Qu’on le veuille ou non, l’issue du scrutin présidentiel américain pèsera lourd sur la marche du monde. La réelection de Trump est encore possible, y compris au terme d’une bataille judiciaire à laquelle il s’est préparé en précipitant la nomination de la juge conservatrice Amy Coney Barrett à la Cour Suprême qui sera saisie en dernier ressort en cas de contestation des résultats. Espérons que le résultat sera clair et net en faveur de Joe Biden.
Les sondages sont convergents depuis plusieurs mois : Joe Biden réunira davantage de voix que Donald Trump le trois novembre prochain. Mais il n’est pas certain que cela suffise à le faire gagner.
Il y a quatre ans déjà, Hilary Clinton avait réuni plus de voix que Donald Trump, avec 2,1 % d’avance (48,2 % contre 46,1 %), mais cette avance s’était concentrée dans les États les plus peuplés comme la Californie et l’État de New York dont les délégués lui étaient déjà acquis. Par contre les petits États ont été très nombreux à voter Trump, plusieurs États-clefs ont basculé au dernier moment dans le camp conservateur, ce qui a assuré une avance de 77 délégués sur 531 à Donald Trump alors élu à la surprise générale Président des États Unis d’Amérique.
Ce scénario n’est pas exceptionnel.
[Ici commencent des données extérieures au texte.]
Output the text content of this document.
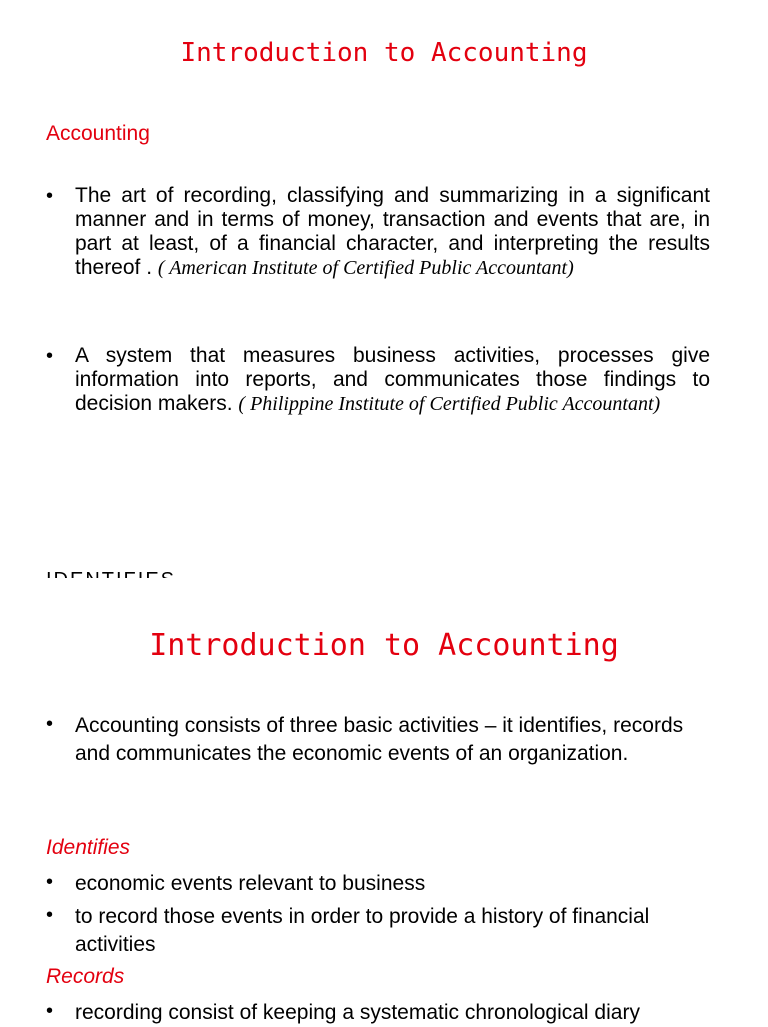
Introduction to Accounting
Accounting
•	The art of recording, classifying and summarizing in a significant manner and in terms of money, transaction and events that are, in part at least, of a financial character, and interpreting the results thereof . ( American Institute of Certified Public Accountant)
•	A system that measures business activities, processes give information into reports, and communicates those findings to decision makers. ( Philippine Institute of Certified Public Accountant)
Introduction to Accounting
•	Accounting consists of three basic activities – it identifies, records and communicates the economic events of an organization.
Identifies
•	economic events relevant to business
•	to record those events in order to provide a history of financial activities
Records
•	recording consist of keeping a systematic chronological diary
Déjà, il y a vingt ans, il avait bénéficié à George Bush contre Al Gore, et à quatre reprises ce sont les Républicains, majoritaires dans le vote des Blancs vivant dans l’Amérique rurale, qui en ont bénéficié.
On se souvient encore de la conséquence de l’élection de justesse de George Bush Junior en novembre 2000 : en lançant la guerre en Irak pour renverser Saddam Hussein, il a largement contribué à la déstabilisation du Moyen Orient jusqu’à la création de l’État Islamique, événement mondial dont les conséquences se ressentent encore aujourd’hui avec l’assassinat barbare d’un enseignant en région parisienne. Qu’en aurait-il été si Al Gore l’avait emporté ? Impossible de remonter le temps, mais il est probable qu’il en aurait été différemment.
Que ce soit en Palestine où son soutien à Israël a dépassé tout ce qu’avait fait ses prédécesseurs, en Europe où il a donné la main aux partisans du Brexit, en extrême Orient dans le conflit coréen ou vis-à-vis de la Chine, au Moyen Orient où il a torpillé à lui tout seul l’accord sur le nucléaire iranien, sans compter la décision qui deviendra effective à sa réélection de la sortie des USA des accords de Paris sur le climat, la personnalité de celui qui est à la tête de la puissance politique économique et militaire des USA est partout en mesure de changer la donne. Le nom du futur Président des États-Unis n’est indifférent pour aucun citoyen au monde.
Le profil très particulier de Donald Trump, largement imprévisible, ajoute aux enjeux de cette élection du trois novembre 2020, dans un contexte sanitaire qui, aux États Unis comme en Europe, redouble d’intensité.
Logiquement, ce trois novembre, Donald Trump devrait être battu, et Joe Biden élu.
Trump a accumulé les revers politiques depuis plusieurs mois, et se coalisent contre lui de puissants groupes d’opposition, mobilisés contre la situation faites aux minorités de couleur, ou contre son refus obstiné d’adhérer à la lutte contre le réchauffement climatique. Sa gestion de la pandémie du Covid-19 a été dans le déni complet de la maladie, jusqu’à être rattrapé lui-même, en pleine campagne électorale, par la contagion du virus. Les 225.000 morts américains de la maladie sont autant de reproches qui lui sont adressés pour avoir ignoré la souffrance des citoyens au profit d’intérêts économiques de court terme.
Son bilan peu reluisant devrait donc emporter Donald Trump et fermer la parenthèse chaotique que son élection en 2016 a ouverte. Mais son bagout est redoutable, son adversaire assez faible, les Américains de plus en plus repliés sur eux-mêmes, et le débat électoral confus dans un climat plombé par la crise sanitaire et ses conséquences économiques. Rien ne peut être exclu.
À une semaine du scrutin, les jeux sont faits et la roue tourne.